The Biden administration is pushing for a coalition government predicated on the Afghan government and the Taliban co-existing and sharing power. The chances of the Taliban agreeing to that seem extremely slim as they feel they’re winning the war on the ground and outmaneuvering the Afghan government politically. As reports come in of Afghan troops abandoning their posts, the tribes looking to the Afghan government to protect them will find the Taliban the better alternative.
Will the Taliban Agree to a Power-Sharing Agreement With Kabul?
Notions of the Taliban ever agreeing to a power-sharing agreement with the government in Kabul may have always been hopeless. The Taliban see themselves rebuilding an Islamic Emirate in a style that harkens back to the 12th century. They gave shelter and support to the terrorists who perpetrated the 9/11 attacks and then refused to surrender them to the U.S. government. This prompted the U.S. to invade the country and with the assistance of tribes in the Northern Alliance, overthrow them. Fleeing to the border region of Pakistan, they have waged a decades-long guerrilla war within the country costing an untold number of lives, the vast majority of which have been Afghans. To this date, the Taliban maintain connections to al-Qaeda.

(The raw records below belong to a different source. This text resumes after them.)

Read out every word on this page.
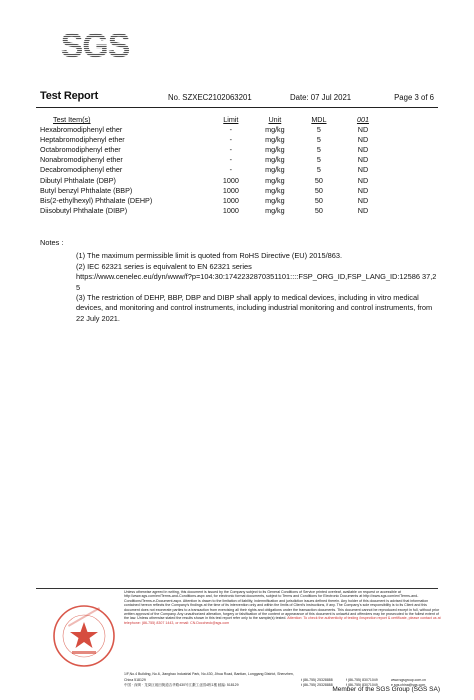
SGS
Test Report	No. SZXEC2102063201	Date: 07 Jul 2021	Page 3 of 6
Test Item(s)	Limit	Unit	MDL	001
Hexabromodiphenyl ether	-	mg/kg	5	ND
Heptabromodiphenyl ether	-	mg/kg	5	ND
Octabromodiphenyl ether	-	mg/kg	5	ND
Nonabromodiphenyl ether	-	mg/kg	5	ND
Decabromodiphenyl ether	-	mg/kg	5	ND
Dibutyl Phthalate (DBP)	1000	mg/kg	50	ND
Butyl benzyl Phthalate (BBP)	1000	mg/kg	50	ND
Bis(2-ethylhexyl) Phthalate (DEHP)	1000	mg/kg	50	ND
Diisobutyl Phthalate (DIBP)	1000	mg/kg	50	ND
Notes :
(1) The maximum permissible limit is quoted from RoHS Directive (EU) 2015/863.
(2) IEC 62321 series is equivalent to EN 62321 series
https://www.cenelec.eu/dyn/www/f?p=104:30:1742232870351101::::FSP_ORG_ID,FSP_LANG_ID:12586 37,25
(3) The restriction of DEHP, BBP, DBP and DIBP shall apply to medical devices, including in vitro medical devices, and monitoring and control instruments, including industrial monitoring and control instruments, from 22 July 2021.
Unless otherwise agreed in writing, this document is issued by the Company subject to its General Conditions of Service printed overleaf, available on request or accessible at http://www.sgs.com/en/Terms-and-Conditions.aspx and, for electronic format documents, subject to Terms and Conditions for Electronic Documents at http://www.sgs.com/en/Terms-and-Conditions/Terms-e-Document.aspx. Attention is drawn to the limitation of liability, indemnification and jurisdiction issues defined therein. Any holder of this document is advised that information contained hereon reflects the Company's findings at the time of its intervention only and within the limits of Client's instructions, if any. The Company's sole responsibility is to its Client and this document does not exonerate parties to a transaction from exercising all their rights and obligations under the transaction documents. This document cannot be reproduced except in full, without prior written approval of the Company. Any unauthorized alteration, forgery or falsification of the content or appearance of this document is unlawful and offenders may be prosecuted to the fullest extent of the law. Unless otherwise stated the results shown in this test report refer only to the sample(s) tested. Attention: To check the authenticity of testing /inspection report & certificate, please contact us at telephone: (86-755) 8307 1443, or email: CN.Doccheck@sgs.com
1/F,No.4 Building, No.6, Jianghao Industrial Park, No.430, Jihua Road, Bantian, Longgang District, Shenzhen, China 518129	t (86-755) 25328888	f (86-755) 83071049	www.sgsgroup.com.cn
中国 · 深圳 · 龙岗区坂田街道吉华路430号江灏工业园4栋1楼 邮编: 518129	t (86-755) 25328888	f (86-755) 83071049	e sgs.china@sgs.com
Member of the SGS Group (SGS SA)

The upcoming meetings in Turkey are a final attempt to create a workable power-sharing agreement between the Taliban and a U.S.-supported government in Kabul. The meetings will be a test of wills, and the Taliban have good reason to believe that their’s is the stronger will.
For the U.S., the status quo ante that a Taliban-dominated Afghanistan represents is chilling as giving the country back to al-Qaeda where it can shelter, gather resources, train, and strike at the U.S. with the support of a Taliban-led national government could lead us back to square one.